# Antler - Dog Chews?



## RVA_Tyndall (May 3, 2019)

I thought about buying some deer antlers for pen blanks and saw that you can buy deer antlers as dog chews on Amazon. Has anyone tried making blanks from a source like this?


----------



## thewishman (May 3, 2019)

I saw some at Target last week. The pieces they had were really old, cracked and dried out. They also wanted $8 for a 3" long piece.


----------



## keithlong (May 4, 2019)

Petco sells them also. How many pieces are you looking for? I might have some extras lying around.


----------



## RVA_Tyndall (May 4, 2019)

Thanks Keith. I am looking for 4 or 5  pieces only.  I can check out Petco and buy a bag. I have two dogs and never thought of these as potential dog treats...

Is there a method or special tool selection to consider for turning antlers?


https://m.facebook.com/?_rdr#!/rvatyndall/


----------



## mg_dreyer (May 4, 2019)

While this might start a tool war - if your are new to turning antler I would suggest carbide tools (standard edge - not negative rake). You will be able to cut easier and control the tool easier. You can use standard HSS, but you will need some technique.


----------



## RVA_Tyndall (May 4, 2019)

Ok. Didn’t mean to start a tool war! Just looking to see if a carbide scraper versus a skew would have a big difference. 


https://m.facebook.com/?_rdr#!/rvatyndall/


----------



## leehljp (May 4, 2019)

mg_dreyer said:


> While this might start a tool war - if your are new to turning antler I would suggest carbide tools (standard edge - not negative rake). You will be able to cut easier and control the tool easier. You can use standard HSS, but you will need some technique.

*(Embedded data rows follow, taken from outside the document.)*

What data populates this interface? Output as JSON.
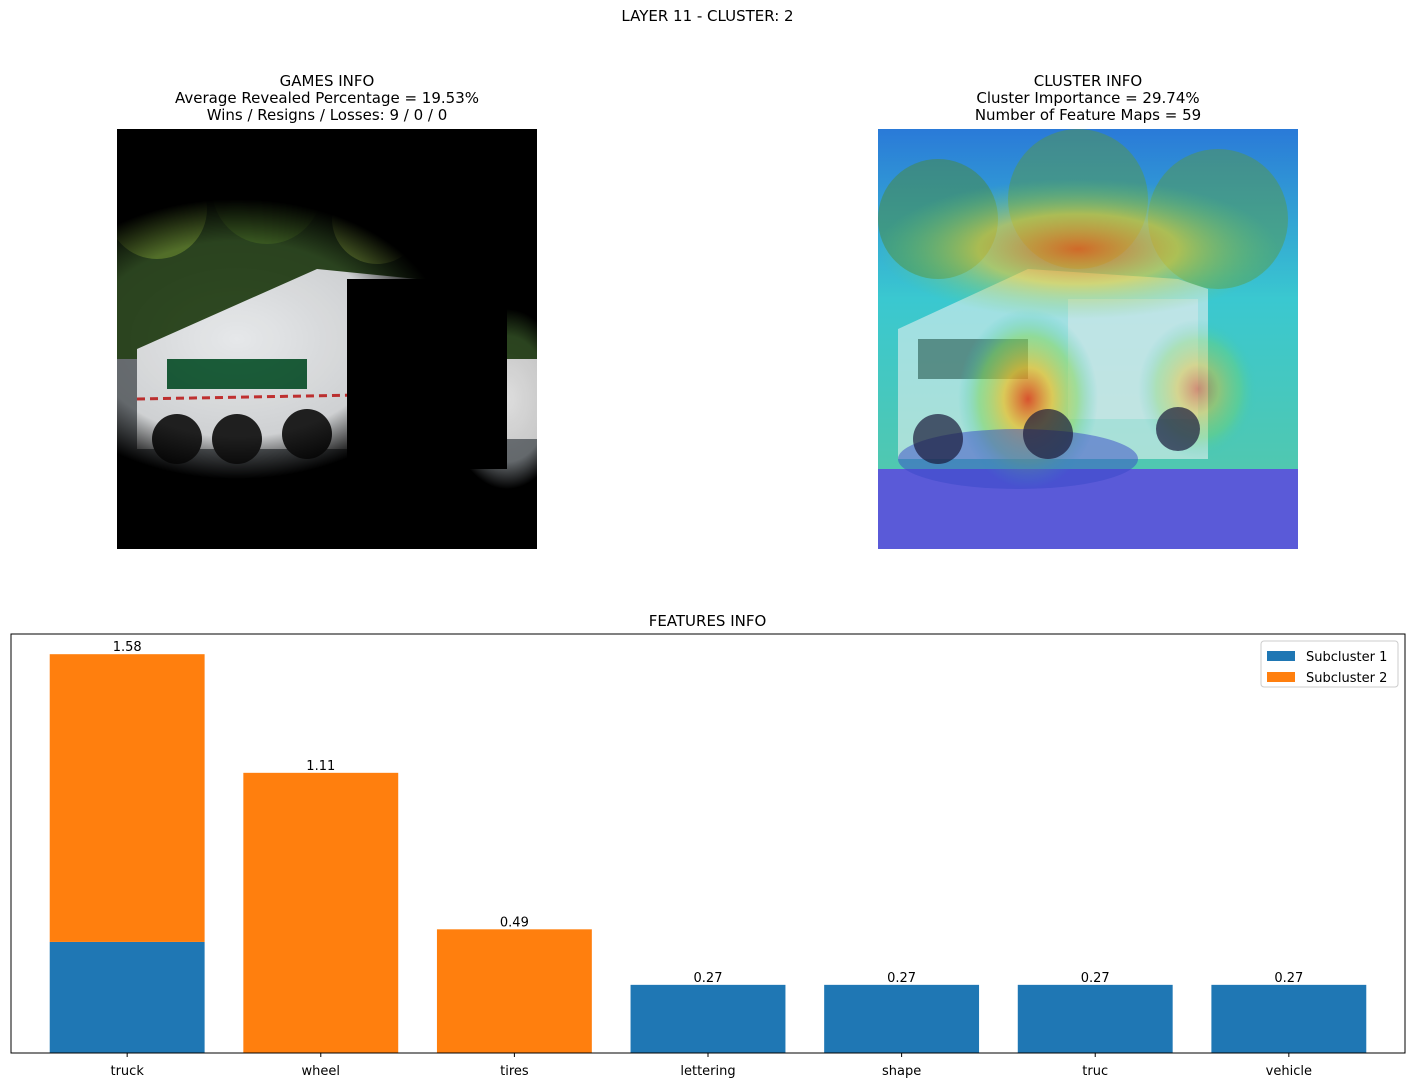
{
  "figure": {
    "suptitle": "LAYER 11 - CLUSTER: 2"
  },
  "games_info": {
    "title": "GAMES INFO",
    "line1": "Average Revealed Percentage = 19.53%",
    "line2": "Wins / Resigns / Losses: 9 / 0 / 0"
  },
  "cluster_info": {
    "title": "CLUSTER INFO",
    "line1": "Cluster Importance = 29.74%",
    "line2": "Number of Feature Maps = 59"
  },
  "colors": {
    "subcluster1": "#1f77b4",
    "subcluster2": "#ff7f0e"
  },
  "chart_data": {
    "type": "bar",
    "stacked": true,
    "title": "FEATURES INFO",
    "categories": [
      "truck",
      "wheel",
      "tires",
      "lettering",
      "shape",
      "truc",
      "vehicle"
    ],
    "series": [
      {
        "name": "Subcluster 1",
        "values": [
          0.44,
          0,
          0,
          0.27,
          0.27,
          0.27,
          0.27
        ]
      },
      {
        "name": "Subcluster 2",
        "values": [
          1.14,
          1.11,
          0.49,
          0,
          0,
          0,
          0
        ]
      }
    ],
    "totals": [
      "1.58",
      "1.11",
      "0.49",
      "0.27",
      "0.27",
      "0.27",
      "0.27"
    ],
    "ylim": [
      0,
      1.66
    ],
    "y_ticks_visible": false,
    "legend_position": "top-right",
    "grid": false
  }
}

I agree with you on this. I am usually one who advocates for HSS, but there are definitely times when carbide does specific jobs better. Finess and fineness is usually done with properly sharpened HSS; rock hard and roughing does better with carbide.


----------



## keithlong (May 4, 2019)

I use carbide to turn all my antler pens.


----------



## Curly (May 4, 2019)

I don't care what tool you use but protect your lungs. The dust does nasty things to your respiratory system. If you don't have a powerful dust collector wear a respirator.


----------



## RVA_Tyndall (May 4, 2019)

Curly said:


> I don't care what tool you use but protect your lungs. The dust does nasty things to your respiratory system. If you don't have a powerful dust collector wear a respirator.

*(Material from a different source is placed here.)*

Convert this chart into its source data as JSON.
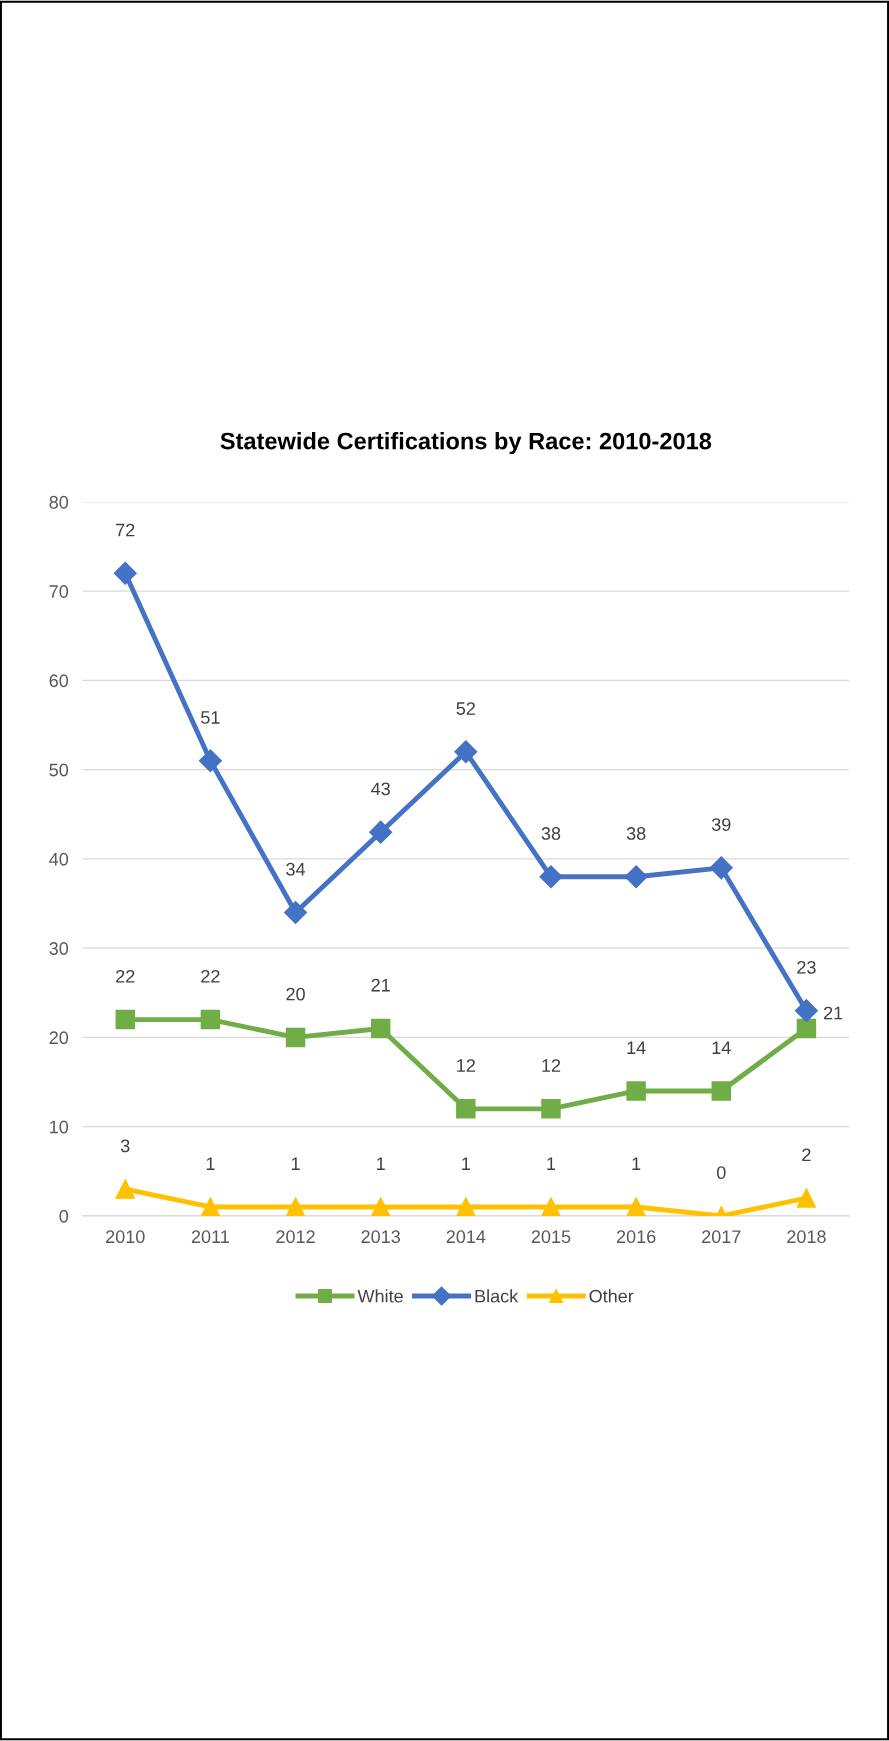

Didn’t think of that. I usually don’t when making pens. Good tip.


----------



## leehljp (May 4, 2019)

RVA_Tyndall said:


> Curly said:
> 
> 
> > I don't care what tool you use but protect your lungs. The dust does nasty things to your respiratory system. If you don't have a powerful dust collector wear a respirator.
> ...




Something along the line of the lines of "Lung" and "Nose" and "Eyes": Many people, including me went a couple of years or more and suddenly, we got hit with allergies. Some to different kinds of woods, some to bone and antler dust and some (me also) to certain CA finishes. When it hits, it hits hard. Best way to delay it is to (always) use a respirator and face mask/goggles. These allergies sneak up on you at the worst time!


----------



## thewishman (May 5, 2019)

Curly said:


> I don't care what tool you use but protect your lungs. The dust does nasty things to your respiratory system. If you don't have a powerful dust collector wear a respirator.



If you can smell it, you are getting particles into your respiratory system.


----------



## Talltim (May 5, 2019)

We used some petco antler one year when they had their dog chew supply on Black Friday sale. Worked as well as any other.   Use carbide to turn it down and skew to finish it up.  We hardly ever turn anything with out respirators, dust collection system on and ear protection.  Look a little like someone from star wars but we can still breath. 


Sent from my iPhone using Penturners.org mobile app


----------



## Talltim (May 5, 2019)

Talltim said:


> We used some petco antler one year when they had their dog chew supply on Black Friday sale. Worked as well as any other.   Use carbide to turn it down and skew to finish it up.  We hardly ever turn anything with out respirators, dust collection system on and ear protection.  Look a little like someone from star wars but we can still breath.
> 
> 
> Sent from my iPhone using Penturners.org mobile app





Correction it was petsmart and not petco where I got the dog chews. To late to use edit post. 


Sent from my iPhone using Penturners.org mobile app


----------



## Kenny Durrant (May 5, 2019)

A couple of things not mentioned are the kind of antlers and alternate places to get them. I've seen the dog chews and although they would work, I thought they were pricey. Other places to get them would be garage sales or flee markets. Knife supply places carry then as well. I keep an eye out all the time and grab some when I see a deal so I'm not have to pay for what's available at the time. The last thing is that most of the larger antler gets pretty porous and is harder to work with or finish at times. I like the Axis Deer Antler the best. It's solid except for a small hole that runs close to the center of the antler. It is mostly white with shade of grey here and there. I'm not sure of how many shades but I don't think it's 50! Ha Ha!!


----------



## arioux (May 5, 2019)

Check in your area if there id a deer farm.  You can usally buy direct from the source and save few $.


----------



## sbwertz (May 5, 2019)

I had friends in Northern AZ who gathered antlers and kept them for me...both elk and deer.  Unfortunately they moved away, but if you know anyone who lives in deer country, ask them to keep an eye out for shed antlers for you.


----------



## RVA_Tyndall (May 11, 2019)

Made my first pen. It looks kind of purple. 



https://m.facebook.com/?_rdr#!/rvatyndall/


----------